Thursday, February 08, 2007

Nat v. Ruddle I: The Facts

The crucial facts in Nat v. Ruddle, 3 Mo. 400, 1834 WL 2555 (1834), were hotly contested. The parties apparently agreed that Nat was originally Ruddle’s slave in Missouri until 1829; and that in 1829 Ruddle moved from Missouri to Illinois and “left the plaintiff Nat hired out in Missouri.” But there, the stories diverged.

Ruddle claimed that Nat “ran away from Missouri and went to Illinois, and was frequently at his master’s house on visits to the family. By both plaintiff and defendant, evidence was given that plaintiff hired himself out in Illinois; but there was no evidence that Ruddle received the hire.”

Nat, in contrast, contended that “he was employed on the farm of the defendant in the State of Illinois, to which place he was brought from Missouri, and after staying some time in Illinois he was sent back to Missouri.” In the alternative, Nat seems to have suggested a more subtle scenario. In this version, Nat left Missouri without permission and went to Ruddle’s farm in Illinois “on a visit.” When Ruddle discovered him there, Ruddle did not object and instead put him to work and hired him out.

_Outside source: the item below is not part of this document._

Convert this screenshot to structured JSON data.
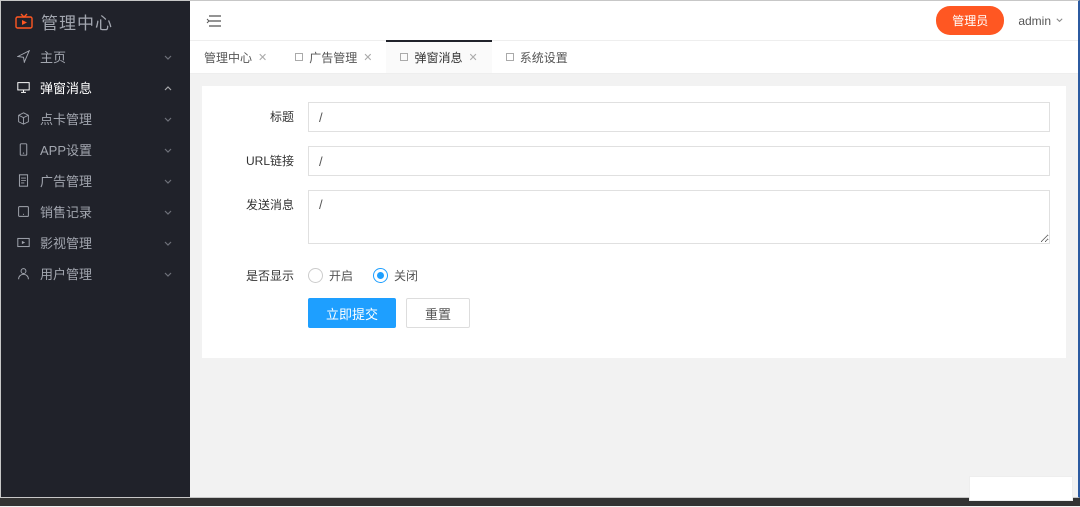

Nat filed his suit for freedom in the Circuit Court of St. Louis County. The trial court charged the jury that they should find in Nat’s favor if “they believe that the defendant took the plaintiff into the State of Illinois and used him as a slave there or permitted him to be used as such.” On the other hand, if they believed Ruddle’s story, they should find for him. “[I]f the plaintiff went into that State [Illinois] on a mere voluntary visit, or ran away from Missouri to that State, he would not thereby be entitled to his freedom.”

Neither of the instructions precisely addressed the alternate factual scenario advance by Nat. Nat’s lawyer asked the judge to instruct the jury that, if they believed this account, they should rule for Nat:

“The counsel of the plaintiff then asked the court instruct the jury that if they found that the plaintiff went on a visit to the master’s house and the master made no objection to such visit to Illinois, but employed him in planting corn and harvesting in Illinois and permitted the plaintiff to hire himself to labor in that State, they ought to find for the plaintiff.”

The trial judge declined to give this instruction. The jury returned a verdict in favor of Ruddle. Nat appealed to the Supreme Court of Missouri.